Scroll through Stalter's Instagram page and it's peppered with videos of recognizable yet nameless characters like "the woman in the movie who's trying to act like she's moved on" and "the boss that thinks she's fun but she's not." Stalter's a master improviser; she was allowed space to ad-lib for Kayla at times on Hacks. And in her videos, she performs long bits off the cuff, like her "massage therapy" act. Her characters teem with spontaneity, but there's a pointed quotidian quality culled from her upbringing. A queer, campy thread runs through her work, infused from an early love of Christopher Guest films and by coming into her bisexual identity having been an avid churchgoer when she was young.
"I grew up in church, and since I knew I was attracted to boys, I never really thought about it," Stalter says. "Looking back, I had crushes on like, my cousin's friends. [There were] those moments of being like, Oh, I'm nervous at a sleepover. Oh, I love to be around all these girls."

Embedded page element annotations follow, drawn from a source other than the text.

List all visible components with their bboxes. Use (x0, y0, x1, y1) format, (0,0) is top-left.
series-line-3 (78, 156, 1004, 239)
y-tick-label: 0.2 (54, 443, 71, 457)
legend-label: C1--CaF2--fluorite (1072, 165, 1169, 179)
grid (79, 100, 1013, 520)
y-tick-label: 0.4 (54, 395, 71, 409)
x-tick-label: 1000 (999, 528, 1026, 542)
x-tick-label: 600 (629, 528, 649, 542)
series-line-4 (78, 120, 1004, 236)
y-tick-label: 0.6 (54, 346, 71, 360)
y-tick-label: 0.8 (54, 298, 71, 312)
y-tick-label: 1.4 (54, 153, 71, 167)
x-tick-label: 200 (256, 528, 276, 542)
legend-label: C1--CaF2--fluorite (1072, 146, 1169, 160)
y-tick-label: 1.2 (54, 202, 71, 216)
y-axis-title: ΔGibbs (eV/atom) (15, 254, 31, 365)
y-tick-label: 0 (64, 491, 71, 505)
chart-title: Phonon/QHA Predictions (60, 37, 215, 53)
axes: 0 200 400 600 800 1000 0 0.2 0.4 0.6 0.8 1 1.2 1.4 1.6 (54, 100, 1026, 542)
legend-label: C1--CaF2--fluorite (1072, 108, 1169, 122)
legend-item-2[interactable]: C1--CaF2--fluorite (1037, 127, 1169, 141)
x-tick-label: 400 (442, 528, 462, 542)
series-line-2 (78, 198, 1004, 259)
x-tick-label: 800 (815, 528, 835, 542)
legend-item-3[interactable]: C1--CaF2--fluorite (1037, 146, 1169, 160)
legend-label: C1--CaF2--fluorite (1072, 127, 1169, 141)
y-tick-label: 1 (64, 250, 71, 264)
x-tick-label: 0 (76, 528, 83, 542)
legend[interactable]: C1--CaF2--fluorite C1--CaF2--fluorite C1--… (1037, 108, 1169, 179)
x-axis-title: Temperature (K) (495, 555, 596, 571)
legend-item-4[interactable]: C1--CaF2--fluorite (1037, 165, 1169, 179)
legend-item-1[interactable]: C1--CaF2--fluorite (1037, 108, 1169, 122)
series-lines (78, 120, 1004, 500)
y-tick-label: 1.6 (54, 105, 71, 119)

"I was closed off and didn't realize it because I felt like we were being told that was a sin," she adds. "When I got older and felt spiritually connected to God, and the only thing that God or the universe wanted was for me to be myself, I was like, Oh, there's no judgment from the universe about this. This is other people's judgments on me."
Judgment be damned, Stalter has another revelation: "Looking back, I was definitely into Cameron Diaz in The Mask."